Comme promis, je vous donner l'extrait d'un livre que m'a envoyé très gentimment Atalmont, pensant à moi à sa relecture; Alors là attention est-ce parce qu'on y traite d'opéra et de Wagner (on y cause même Fafner le dragon et Siegfried) ou est-ce parce qu'on cause psychanalyse et psychiatrie parce que les protagonistes sont quand même Sherlock Holmes (en traitement de désintoxication cocaïneuse) et Sigmund Freud (toujours en quête d'un syndrome, symptome, trauma quelconque). Si c'est le deuxième cas... serait-ce une allusion, à peine déguisée, à ma frapadinguerie? J'ai un doute, tout à coup.

Je vous livre aussi un cartouche qu'il a rédigé sur le nom de la dragonne (pas peu fière la bestiole, parce que le cartouche, c'est à dire l'entourage était réservé aux familles royales, je vais me la péter sévère maintenant - appellez-moi Sieglindsis 1ère)

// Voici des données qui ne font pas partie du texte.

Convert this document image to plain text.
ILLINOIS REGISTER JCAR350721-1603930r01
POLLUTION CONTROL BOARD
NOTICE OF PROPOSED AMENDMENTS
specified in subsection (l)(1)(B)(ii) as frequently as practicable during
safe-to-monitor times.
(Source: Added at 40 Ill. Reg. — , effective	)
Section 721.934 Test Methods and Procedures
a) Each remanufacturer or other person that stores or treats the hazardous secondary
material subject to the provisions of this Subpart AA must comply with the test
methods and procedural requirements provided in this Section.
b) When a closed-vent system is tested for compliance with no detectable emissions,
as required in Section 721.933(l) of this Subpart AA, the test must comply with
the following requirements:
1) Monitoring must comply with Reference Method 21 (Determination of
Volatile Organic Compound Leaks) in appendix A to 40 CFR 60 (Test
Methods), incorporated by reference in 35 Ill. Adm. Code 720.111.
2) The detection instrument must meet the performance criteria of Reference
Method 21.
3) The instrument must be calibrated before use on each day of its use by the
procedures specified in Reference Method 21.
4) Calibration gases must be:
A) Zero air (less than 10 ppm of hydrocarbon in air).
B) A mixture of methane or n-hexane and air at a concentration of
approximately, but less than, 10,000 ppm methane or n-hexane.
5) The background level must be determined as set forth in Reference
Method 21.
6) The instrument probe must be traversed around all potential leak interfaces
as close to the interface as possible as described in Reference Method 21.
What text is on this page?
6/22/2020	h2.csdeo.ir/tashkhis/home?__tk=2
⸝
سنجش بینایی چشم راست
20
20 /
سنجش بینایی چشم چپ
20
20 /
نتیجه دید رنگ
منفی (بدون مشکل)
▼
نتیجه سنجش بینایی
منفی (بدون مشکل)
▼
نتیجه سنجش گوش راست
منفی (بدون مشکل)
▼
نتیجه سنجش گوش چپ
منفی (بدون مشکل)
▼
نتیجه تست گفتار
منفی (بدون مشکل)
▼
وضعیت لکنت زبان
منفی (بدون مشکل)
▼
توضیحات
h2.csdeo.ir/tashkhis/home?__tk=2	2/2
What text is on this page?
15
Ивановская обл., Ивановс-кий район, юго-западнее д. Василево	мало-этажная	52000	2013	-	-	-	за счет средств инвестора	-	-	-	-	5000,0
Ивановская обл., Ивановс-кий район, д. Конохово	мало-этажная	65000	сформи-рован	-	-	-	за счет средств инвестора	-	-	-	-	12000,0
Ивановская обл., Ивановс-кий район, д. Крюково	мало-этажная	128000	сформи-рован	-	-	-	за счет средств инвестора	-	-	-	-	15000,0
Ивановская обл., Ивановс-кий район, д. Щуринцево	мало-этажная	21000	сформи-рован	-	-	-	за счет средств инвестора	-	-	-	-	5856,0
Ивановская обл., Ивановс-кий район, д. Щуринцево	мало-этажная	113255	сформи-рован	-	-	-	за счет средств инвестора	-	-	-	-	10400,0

Bonne journée et à... dans deux jours au moins, n'oubliez-pas...(bonne excuse ça, pour retourner lire les choses qu'on n'avait pas lues n'est-ce pas? Mmm?)

La dragonne

PS: Clicclac m'a fait un cadeau qui est dans mon album de dessin (Sieglind ça s'appelle)


Sherlock Holmes

Le personnage de Sherlock Holmes a été crée en 1886 par Arthur Conan Doyle, à l’époque jeune médecin sans beaucoup de clients.En quelques années ce personnage, popularisé par la publication des nouvelles dans la presse populaire, assura le succès à Conan Doyle qui abandonna la médecine pour se consacrer à la littérature. Il est piquant de constater que Sherlock Holmes, que Conan Doyle considérait comme une part secondaire de son oeuvre, est devenu plus célèbre que son auteur. Cette célébrité se mesure au fait que, si Arthur Conan Doyle a écrit 56 nouvelles et 4 romans. Sherlock Holmes a été ensuite repris dans d’innombrables « pastiches ». C’est le cas de « La solution à 7% » de Nicholas Meyer, écrit en 1975 (44 après la mort de Conan Doyle), roman qui a été adapté au cinéma en 1976 sous le titre « Sherlock Holmes attaque l’Orient express ».

L’histoire :

Dans ses récits Conan Doyle explique que, par ennui lorsqu’il ne pouvait se consacrer à des enquêtes, Sherlock Holmes se droguait au moyen d’une solution de cocaïne diluée à 7 %. Nicholas Meyer imagine que la toxicomanie de Holmes atteint un tel degré, que son ami le Dr Watson décide de le faire soigner. Il a lu dans une revue médicale qu’un jeune médecin Viennois, le Dr Sigmund Freud (nous sommes en 1891) a mis au point un traitement. Le livre raconte comment Watson aidé du frère de Sherlock Holmes, Mycroft, conduisent Holmes à Vienne et comment Freud réussit à le soigner. Mais au-delà des labyrinthes de la psychanalyse naissante ils sont entraînés dans une machination diabolique où une jeune femme risque la mort. Les deux « détectives », assistés du fidèle Watson, s’engagent dans une enquête pleine de périls. La scène que je reproduis se situe au début de la guérison de Holmes. Pour redonner le goût de la vie à son malade Freud le convie à l’opéra, mais le spectacle est raconté par Watson, hermétique à ce genre de spectacle.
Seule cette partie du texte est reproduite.